FACT CHECK: Did The Guardian Publish This Tweet About A Russian General’s Speech?

Elias Atienza | Fact Check Reporter

An image shared on Facebook claims The Guardian reported Russian General Sergei Surovikin said an empire of “n***ers, Jews and homosexuals” were seeking to destroy Russia.

Verdict: False

There is no evidence The Guardian published this tweet. A spokesperson for the outlet confirmed the tweet was fabricated.

Fact Check:

Surovikin was appointed as the new commander for Russia’s operation in Ukraine hours after the Crimea bridge attack, according to BBC News. A veteran of Russia’s prior military conflicts who earned the nickname “General Armageddon,” his units have been accused of brutality and war crimes, the outlet reported.

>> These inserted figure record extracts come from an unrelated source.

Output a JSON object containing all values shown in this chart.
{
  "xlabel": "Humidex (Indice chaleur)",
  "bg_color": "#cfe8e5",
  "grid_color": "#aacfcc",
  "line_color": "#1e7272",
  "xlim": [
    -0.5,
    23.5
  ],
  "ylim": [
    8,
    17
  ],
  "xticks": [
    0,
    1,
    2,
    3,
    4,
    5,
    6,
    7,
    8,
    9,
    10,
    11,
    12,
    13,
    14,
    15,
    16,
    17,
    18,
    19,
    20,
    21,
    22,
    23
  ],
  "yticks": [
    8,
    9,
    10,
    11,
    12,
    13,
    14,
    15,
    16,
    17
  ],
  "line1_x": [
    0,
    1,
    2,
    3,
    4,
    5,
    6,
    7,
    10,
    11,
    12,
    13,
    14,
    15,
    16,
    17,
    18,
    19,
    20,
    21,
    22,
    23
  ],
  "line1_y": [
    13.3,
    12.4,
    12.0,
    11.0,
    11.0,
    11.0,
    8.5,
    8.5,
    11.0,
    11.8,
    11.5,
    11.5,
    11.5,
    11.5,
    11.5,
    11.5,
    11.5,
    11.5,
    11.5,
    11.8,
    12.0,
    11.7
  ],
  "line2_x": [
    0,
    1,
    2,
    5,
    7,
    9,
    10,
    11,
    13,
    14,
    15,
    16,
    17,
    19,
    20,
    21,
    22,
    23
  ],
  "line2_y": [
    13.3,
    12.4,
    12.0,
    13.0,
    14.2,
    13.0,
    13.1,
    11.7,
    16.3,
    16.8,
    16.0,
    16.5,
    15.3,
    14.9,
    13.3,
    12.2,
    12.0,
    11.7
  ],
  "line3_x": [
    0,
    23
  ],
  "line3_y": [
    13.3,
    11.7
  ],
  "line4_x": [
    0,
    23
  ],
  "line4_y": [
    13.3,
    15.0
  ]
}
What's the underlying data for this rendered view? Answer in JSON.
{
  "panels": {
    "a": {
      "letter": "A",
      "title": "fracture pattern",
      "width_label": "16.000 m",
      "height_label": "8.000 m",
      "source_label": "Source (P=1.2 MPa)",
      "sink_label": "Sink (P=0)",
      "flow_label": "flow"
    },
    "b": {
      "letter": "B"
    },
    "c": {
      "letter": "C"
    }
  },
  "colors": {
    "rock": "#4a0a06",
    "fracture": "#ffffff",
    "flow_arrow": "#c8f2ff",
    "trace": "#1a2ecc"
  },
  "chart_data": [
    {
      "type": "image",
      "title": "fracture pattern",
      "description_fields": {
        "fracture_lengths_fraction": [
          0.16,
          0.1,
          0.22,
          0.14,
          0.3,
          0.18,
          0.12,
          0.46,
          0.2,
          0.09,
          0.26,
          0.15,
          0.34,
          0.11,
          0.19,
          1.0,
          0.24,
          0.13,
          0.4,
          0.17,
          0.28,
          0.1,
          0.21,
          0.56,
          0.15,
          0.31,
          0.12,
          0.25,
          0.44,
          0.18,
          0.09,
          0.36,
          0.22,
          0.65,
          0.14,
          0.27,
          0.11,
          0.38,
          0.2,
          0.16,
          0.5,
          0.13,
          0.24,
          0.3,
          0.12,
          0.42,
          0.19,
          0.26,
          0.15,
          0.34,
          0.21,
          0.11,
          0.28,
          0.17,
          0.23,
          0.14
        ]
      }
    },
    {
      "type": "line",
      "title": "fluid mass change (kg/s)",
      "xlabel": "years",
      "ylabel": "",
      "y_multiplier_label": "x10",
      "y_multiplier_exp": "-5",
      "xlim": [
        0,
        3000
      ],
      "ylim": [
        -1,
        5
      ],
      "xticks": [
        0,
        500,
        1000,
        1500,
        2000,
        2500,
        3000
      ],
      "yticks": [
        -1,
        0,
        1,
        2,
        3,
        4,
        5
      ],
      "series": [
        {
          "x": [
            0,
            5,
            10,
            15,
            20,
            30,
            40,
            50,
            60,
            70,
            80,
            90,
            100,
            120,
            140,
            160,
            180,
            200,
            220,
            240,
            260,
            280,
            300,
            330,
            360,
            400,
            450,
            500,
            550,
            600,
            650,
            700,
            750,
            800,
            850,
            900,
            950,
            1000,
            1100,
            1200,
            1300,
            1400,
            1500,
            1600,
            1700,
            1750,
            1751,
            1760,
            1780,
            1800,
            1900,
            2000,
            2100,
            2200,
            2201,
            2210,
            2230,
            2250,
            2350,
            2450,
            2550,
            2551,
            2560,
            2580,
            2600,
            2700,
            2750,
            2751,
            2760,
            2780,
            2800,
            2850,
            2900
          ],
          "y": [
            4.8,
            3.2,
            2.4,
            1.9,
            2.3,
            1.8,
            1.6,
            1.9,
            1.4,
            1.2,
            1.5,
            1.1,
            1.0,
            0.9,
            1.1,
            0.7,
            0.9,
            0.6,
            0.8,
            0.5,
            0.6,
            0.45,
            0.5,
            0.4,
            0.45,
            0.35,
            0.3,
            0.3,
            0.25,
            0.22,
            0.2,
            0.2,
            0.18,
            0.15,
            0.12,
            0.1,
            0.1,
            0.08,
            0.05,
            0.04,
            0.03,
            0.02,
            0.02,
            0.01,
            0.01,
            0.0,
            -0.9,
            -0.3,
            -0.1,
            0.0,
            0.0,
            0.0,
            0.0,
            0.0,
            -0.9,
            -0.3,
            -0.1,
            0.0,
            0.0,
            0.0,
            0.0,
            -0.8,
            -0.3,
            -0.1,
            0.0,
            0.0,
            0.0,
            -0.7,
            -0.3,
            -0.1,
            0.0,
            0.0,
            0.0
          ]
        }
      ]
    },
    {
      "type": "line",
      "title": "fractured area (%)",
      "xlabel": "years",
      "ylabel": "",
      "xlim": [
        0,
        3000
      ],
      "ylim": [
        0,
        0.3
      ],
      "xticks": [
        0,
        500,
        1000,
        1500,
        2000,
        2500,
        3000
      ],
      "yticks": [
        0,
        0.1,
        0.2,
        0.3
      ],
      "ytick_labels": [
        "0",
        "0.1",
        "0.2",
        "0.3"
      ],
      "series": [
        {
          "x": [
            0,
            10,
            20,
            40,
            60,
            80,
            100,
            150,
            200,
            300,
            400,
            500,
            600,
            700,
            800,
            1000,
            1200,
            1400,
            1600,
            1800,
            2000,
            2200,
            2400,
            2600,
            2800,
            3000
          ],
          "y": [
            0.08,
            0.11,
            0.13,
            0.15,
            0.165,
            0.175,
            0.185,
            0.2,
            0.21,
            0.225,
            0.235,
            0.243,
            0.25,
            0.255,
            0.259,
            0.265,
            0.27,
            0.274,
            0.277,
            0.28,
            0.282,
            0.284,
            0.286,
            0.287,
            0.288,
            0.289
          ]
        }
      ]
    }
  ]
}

The Facebook post claims The Guardian tweeted that Survoikin gave a speech to his troops where he said an assortment of forces were conspiring against Russia. (RELATED: Does This Image Show Russian Conscripts With Mosin-Nagant Rifles?)

“Russian’s new military commander in Ukraine, Sergei Surovikin, warns, ‘An empire of n*ggers, Jews and homosexuals are converging against Holy Russia,’ in a fiery speech to conscripted troops,” The Guardian allegedly tweeted. “‘If we lose, your sons will be castrated, Moscow will become Congo and Russia will cease to exist.'”

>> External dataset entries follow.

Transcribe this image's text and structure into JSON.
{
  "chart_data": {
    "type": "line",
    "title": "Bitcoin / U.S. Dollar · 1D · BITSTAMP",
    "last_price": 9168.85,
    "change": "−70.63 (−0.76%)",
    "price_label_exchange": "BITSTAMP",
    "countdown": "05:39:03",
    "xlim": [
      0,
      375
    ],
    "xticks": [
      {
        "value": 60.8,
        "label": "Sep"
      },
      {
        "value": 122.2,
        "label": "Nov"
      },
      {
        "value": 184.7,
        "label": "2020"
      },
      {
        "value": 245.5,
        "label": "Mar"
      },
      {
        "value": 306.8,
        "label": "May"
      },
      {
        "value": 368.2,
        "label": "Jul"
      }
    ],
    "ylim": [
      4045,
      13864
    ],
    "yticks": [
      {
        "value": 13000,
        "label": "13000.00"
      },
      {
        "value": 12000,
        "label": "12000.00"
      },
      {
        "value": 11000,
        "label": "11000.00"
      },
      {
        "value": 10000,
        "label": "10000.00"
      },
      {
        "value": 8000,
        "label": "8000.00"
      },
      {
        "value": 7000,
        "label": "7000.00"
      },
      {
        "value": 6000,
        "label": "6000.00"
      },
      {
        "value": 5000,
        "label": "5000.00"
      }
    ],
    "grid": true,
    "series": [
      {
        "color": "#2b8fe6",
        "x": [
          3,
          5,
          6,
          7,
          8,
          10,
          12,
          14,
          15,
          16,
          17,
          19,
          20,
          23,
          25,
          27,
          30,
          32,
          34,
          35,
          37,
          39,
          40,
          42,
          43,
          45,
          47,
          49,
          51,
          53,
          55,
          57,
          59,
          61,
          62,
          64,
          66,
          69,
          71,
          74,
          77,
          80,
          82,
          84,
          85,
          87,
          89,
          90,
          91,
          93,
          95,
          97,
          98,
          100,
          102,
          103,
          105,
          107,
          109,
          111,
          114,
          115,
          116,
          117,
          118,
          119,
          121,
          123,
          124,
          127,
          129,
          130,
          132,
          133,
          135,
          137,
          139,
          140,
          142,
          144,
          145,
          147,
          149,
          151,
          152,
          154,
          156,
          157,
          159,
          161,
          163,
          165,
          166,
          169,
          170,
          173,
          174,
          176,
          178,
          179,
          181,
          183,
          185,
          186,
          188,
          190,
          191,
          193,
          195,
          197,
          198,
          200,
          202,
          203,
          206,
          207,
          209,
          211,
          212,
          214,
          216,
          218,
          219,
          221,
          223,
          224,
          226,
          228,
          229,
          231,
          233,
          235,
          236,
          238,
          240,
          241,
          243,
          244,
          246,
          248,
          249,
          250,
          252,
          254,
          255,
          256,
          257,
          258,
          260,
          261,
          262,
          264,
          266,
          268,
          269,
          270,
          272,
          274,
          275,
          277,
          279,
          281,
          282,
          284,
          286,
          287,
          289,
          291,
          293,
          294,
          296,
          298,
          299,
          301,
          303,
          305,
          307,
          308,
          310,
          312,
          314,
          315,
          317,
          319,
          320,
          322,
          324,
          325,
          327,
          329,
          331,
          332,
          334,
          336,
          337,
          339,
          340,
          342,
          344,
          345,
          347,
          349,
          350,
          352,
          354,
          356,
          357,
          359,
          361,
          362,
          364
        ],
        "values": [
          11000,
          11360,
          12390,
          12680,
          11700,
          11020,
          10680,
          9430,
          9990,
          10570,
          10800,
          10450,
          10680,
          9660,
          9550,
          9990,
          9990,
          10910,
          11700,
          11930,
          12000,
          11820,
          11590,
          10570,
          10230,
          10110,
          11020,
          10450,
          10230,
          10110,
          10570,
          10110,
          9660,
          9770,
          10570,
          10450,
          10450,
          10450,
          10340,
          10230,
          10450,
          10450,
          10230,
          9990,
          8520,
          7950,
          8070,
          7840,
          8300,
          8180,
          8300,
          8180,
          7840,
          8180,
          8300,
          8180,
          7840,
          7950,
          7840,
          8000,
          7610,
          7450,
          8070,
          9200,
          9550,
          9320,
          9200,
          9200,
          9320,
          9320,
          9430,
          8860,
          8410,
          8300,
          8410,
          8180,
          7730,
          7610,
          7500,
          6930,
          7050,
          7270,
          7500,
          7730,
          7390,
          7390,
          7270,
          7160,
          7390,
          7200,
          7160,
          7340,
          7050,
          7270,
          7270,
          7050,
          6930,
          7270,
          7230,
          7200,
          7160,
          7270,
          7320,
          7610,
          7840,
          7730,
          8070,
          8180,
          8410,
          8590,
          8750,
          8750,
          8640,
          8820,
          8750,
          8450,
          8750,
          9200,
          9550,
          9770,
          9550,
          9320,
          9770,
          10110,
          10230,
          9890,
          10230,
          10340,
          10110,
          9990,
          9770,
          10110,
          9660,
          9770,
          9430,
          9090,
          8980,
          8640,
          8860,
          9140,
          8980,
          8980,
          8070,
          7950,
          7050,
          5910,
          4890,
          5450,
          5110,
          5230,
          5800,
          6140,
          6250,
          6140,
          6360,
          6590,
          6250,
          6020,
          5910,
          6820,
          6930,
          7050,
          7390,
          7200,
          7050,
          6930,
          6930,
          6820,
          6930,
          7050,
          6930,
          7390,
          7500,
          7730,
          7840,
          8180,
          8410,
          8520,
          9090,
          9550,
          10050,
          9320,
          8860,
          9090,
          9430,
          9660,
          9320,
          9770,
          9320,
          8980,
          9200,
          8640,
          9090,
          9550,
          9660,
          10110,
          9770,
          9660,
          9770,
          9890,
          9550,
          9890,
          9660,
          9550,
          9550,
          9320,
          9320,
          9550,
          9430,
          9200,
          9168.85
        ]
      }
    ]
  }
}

There is no evidence that this tweet exists or that Surovikin had made such a statement. Check Your Fact reviewed The Guardian’s Twitter account and did not find any tweet matching the one in the Facebook image. A review of archived screenshots also did not yield any results for the alleged tweet.

If The Guardian had tweeted it, media outlets would have covered it, yet none have. Check Your Fact also found no credible news reports suggesting that Surovikin had made such a comment.

“The screenshot shared has never been a published Guardian tweet or story. We have reported the post and requested it be taken down,” a Guardian spokesperson told Check Your Fact.

This is not the first time an altered headline attributed to a reputable news outlet has circulated on social media. Check Your Fact recently debunked a photo that allegedly showed a climate change article from CNN.